Treatment of Canine Hemophilia A via Intraosseous Delivery of a Platelet-Specific Factor VIII-Lentiviral Vector Open Access

1. Hemophilia A dogs treated with intraosseous infusions of platelet-specific FVIII-LVs achieved partial phenotypic correction.

2. Canine FVIII could be detected in platelets over 2 years and bleeding events were significantly reduced in treated hemophilia A dogs.

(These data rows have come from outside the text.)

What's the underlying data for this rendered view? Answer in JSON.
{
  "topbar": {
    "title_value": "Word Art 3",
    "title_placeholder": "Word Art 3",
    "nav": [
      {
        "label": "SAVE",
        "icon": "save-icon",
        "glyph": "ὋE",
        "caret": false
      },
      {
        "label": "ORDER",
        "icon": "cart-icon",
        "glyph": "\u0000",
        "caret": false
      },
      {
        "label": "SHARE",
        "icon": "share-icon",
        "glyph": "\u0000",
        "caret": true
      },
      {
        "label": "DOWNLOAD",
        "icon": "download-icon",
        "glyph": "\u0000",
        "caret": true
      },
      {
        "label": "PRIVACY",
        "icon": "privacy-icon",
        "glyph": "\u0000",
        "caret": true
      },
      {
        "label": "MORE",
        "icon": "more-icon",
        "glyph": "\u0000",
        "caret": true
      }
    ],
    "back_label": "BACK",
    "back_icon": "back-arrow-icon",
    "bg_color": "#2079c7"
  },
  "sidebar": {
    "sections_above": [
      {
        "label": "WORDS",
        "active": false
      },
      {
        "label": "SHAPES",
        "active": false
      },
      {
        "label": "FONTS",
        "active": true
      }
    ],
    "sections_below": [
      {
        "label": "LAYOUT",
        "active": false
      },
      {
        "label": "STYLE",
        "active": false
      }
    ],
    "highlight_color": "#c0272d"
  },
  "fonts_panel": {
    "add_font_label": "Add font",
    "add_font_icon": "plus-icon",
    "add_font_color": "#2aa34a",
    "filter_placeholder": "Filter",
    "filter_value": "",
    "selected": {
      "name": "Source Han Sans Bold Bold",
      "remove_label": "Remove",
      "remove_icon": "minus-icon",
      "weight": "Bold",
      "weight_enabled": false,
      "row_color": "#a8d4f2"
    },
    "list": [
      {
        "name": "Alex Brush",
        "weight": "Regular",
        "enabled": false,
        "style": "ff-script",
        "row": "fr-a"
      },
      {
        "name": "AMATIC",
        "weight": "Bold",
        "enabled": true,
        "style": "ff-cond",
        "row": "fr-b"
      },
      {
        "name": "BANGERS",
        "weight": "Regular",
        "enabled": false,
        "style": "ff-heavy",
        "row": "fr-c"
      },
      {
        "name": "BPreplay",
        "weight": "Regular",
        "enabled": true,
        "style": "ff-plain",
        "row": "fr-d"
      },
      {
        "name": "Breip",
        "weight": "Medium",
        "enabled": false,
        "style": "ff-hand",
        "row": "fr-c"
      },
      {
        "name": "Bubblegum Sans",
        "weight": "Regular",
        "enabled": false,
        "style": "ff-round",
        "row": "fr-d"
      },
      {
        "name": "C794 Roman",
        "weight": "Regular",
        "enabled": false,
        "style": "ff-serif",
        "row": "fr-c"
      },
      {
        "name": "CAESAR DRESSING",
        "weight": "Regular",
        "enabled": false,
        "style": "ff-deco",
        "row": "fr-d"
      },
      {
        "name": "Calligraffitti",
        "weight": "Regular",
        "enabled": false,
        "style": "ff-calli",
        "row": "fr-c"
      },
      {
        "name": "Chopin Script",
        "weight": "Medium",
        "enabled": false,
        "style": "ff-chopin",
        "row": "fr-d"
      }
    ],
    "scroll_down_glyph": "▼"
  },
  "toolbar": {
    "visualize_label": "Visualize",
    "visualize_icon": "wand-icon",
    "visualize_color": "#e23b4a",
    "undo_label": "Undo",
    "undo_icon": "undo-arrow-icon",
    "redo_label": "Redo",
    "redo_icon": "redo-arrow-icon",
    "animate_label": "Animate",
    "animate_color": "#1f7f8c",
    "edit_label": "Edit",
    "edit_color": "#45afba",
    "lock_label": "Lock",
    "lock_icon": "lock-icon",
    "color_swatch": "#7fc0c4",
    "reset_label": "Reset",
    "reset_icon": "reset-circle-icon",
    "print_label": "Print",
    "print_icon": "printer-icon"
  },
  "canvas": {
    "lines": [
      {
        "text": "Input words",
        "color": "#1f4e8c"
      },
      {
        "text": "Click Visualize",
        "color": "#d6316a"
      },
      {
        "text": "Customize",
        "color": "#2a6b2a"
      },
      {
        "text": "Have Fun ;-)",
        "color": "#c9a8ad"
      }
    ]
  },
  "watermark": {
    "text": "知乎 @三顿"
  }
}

Hemophilia A (HemA) is a genetic disease resulting from a factor VIII (FVIII) deficiency. Traditional protein infusions to treat HemA are costly, inconvenient, and requires repeated dosing. We demonstrated previously that intraosseous (IO) gene therapy via delivery of lentiviral vectors (LVs) into bone marrow targeting FVIII expression in platelets successfully treated HemA mice. To facilitate the translation of this novel strategy to clinical application, we investigated the treatment of HemA dogs using IO gene therapy. The VSVG-pseudotyped G-cF8-LV incorporating a platelet-specific promoter Gp1bα and canine F8 gene was injected into the tibia or iliac bones of 4 HemA dogs. All dogs recovered well from the procedure and had blood chemistry values within normal ranges. Canine FVIII can be detected in platelets with the highest expression around 40-50 days post-procedure and the expression persisted for the experimental duration in all treated dogs. Copy numbers of the transgene were persistently detected from the genomic DNA isolated from peripheral mononuclear blood cells. The shortened whole blood clotting time and improved parameters evaluated by thromboelastography testing in multiple time points indicated improved hemostasis after gene therapy. Furthermore, the IO gene therapy was well tolerated and did not produce any toxicity in treated dogs. Most significantly, the treated dogs experienced fewer bleeding events per year after gene therapy than prior. Our study demonstrated a potentially safe and effective in vivo gene therapy strategy for treating people with HemA.